И рассказал, как ловко Сугудеев, уже в рубашке, сумел притвориться: попросил воды и, высвободив руку, ухватил медбрата за волосы (сколько раз говорено: по одному в таких случаях не подходить!). Ухватил за волосы и бил его головой о пол. Медбрат не мог ни кричать, ни позвать. (В согнутом положении звуки нечленораздельны.) Медбрат выл, и второй медбрат, покуривая в конце коридора, полагал, что воет сам Сугудеев, и пусть!..

* * *

Поминутный микрокивок головой, означавший полное и честное согласие с жизнью: да... да... да... Шли на укол вместе, ели и пили вместе и с жизненным итогом своим тоже соглашались все вместе. Здесь тихие.

Здесь никто не кричал. Зато вся палата кивала. Сидели на кроватях и тихо кивали. (Лесок, шевелящий листьями в безветрии.) Я у Вени, сидим на его кровати рядом, и вот сколько нам, сидящим, теперь лет – 54 и 51. В больничной палате, кажется, и нет других перемен. А чуть раньше было 53 и 50... Я по-прежнему чуть впереди, в университете на три курса, а теперь на эти три условных единички, уже не значащие, слившиеся в ничто. Мы так и идем: не спеша пересекаем наше столетие.

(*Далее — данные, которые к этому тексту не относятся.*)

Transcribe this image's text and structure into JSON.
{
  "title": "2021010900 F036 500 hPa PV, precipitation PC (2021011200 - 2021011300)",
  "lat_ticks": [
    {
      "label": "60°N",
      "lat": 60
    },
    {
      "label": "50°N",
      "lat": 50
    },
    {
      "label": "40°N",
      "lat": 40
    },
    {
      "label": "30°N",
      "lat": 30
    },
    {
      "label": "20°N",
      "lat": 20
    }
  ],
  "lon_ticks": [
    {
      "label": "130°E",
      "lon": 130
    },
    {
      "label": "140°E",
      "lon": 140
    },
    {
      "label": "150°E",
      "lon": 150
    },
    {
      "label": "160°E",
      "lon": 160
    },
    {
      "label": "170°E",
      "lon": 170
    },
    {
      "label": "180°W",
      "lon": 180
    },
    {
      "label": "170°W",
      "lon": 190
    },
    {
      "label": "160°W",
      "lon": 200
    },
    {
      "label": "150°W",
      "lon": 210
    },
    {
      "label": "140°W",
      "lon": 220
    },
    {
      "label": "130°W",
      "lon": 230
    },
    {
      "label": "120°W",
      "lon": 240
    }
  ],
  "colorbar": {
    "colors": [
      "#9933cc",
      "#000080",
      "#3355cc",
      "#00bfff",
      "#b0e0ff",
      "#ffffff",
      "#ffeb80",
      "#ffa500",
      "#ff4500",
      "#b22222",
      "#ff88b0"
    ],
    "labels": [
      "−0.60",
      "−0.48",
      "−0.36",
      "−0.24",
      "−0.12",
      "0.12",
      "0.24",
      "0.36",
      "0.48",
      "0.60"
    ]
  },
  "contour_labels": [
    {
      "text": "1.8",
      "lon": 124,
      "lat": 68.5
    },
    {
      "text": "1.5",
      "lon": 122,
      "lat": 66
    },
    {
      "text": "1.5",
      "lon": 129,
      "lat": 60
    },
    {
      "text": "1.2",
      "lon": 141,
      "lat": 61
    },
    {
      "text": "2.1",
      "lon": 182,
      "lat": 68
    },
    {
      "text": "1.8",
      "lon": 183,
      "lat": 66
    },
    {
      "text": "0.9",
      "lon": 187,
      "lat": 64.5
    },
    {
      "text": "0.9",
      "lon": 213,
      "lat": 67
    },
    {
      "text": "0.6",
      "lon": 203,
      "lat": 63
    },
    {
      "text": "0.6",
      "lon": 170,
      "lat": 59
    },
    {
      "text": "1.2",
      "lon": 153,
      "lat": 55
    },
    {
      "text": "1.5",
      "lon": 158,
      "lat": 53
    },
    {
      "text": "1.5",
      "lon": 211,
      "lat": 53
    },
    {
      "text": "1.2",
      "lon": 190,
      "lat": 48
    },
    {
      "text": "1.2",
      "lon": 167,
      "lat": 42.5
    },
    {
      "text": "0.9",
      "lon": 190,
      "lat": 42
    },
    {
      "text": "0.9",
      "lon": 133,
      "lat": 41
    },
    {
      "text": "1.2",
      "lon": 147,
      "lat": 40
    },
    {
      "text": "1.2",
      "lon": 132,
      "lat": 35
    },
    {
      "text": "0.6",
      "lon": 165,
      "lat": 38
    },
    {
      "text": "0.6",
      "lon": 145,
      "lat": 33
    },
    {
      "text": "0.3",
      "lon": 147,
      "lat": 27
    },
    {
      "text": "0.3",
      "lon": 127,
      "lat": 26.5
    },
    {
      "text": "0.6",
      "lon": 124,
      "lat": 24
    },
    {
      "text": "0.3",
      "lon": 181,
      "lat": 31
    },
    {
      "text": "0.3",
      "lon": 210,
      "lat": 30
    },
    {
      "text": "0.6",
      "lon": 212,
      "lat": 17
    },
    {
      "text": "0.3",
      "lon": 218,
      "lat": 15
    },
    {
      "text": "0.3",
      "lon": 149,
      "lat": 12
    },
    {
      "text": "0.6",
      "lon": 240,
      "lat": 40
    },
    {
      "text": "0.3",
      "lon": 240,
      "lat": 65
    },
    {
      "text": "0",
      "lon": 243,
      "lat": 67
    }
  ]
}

Седина все же напоминает, что де-факто Венедикт Петрович меня обошел – его голова бела.

– Хочешь чаю? – спрашиваю.

И, уловив тихий братский кивок: да... – добавляю ему в радость:

– С сушками, Веня!

Сушки, хвала небесам, есть и были в продаже всегда, я приносил пяток-десяток, сушки – это ему из детства.

Иду к медсестре – организовать наскоро маленький чай. Сестра не против, знает меня, приходящего нечасто, но уже много лет. Порядка и профилактики ради она все же повторяет мне их заповедь: нет сгущенному молоку. (На сгущенку запрет из основных – острые края банок.)

– Ясное дело! – улыбаюсь ей. И забираю хранимый у нее наш чайничек.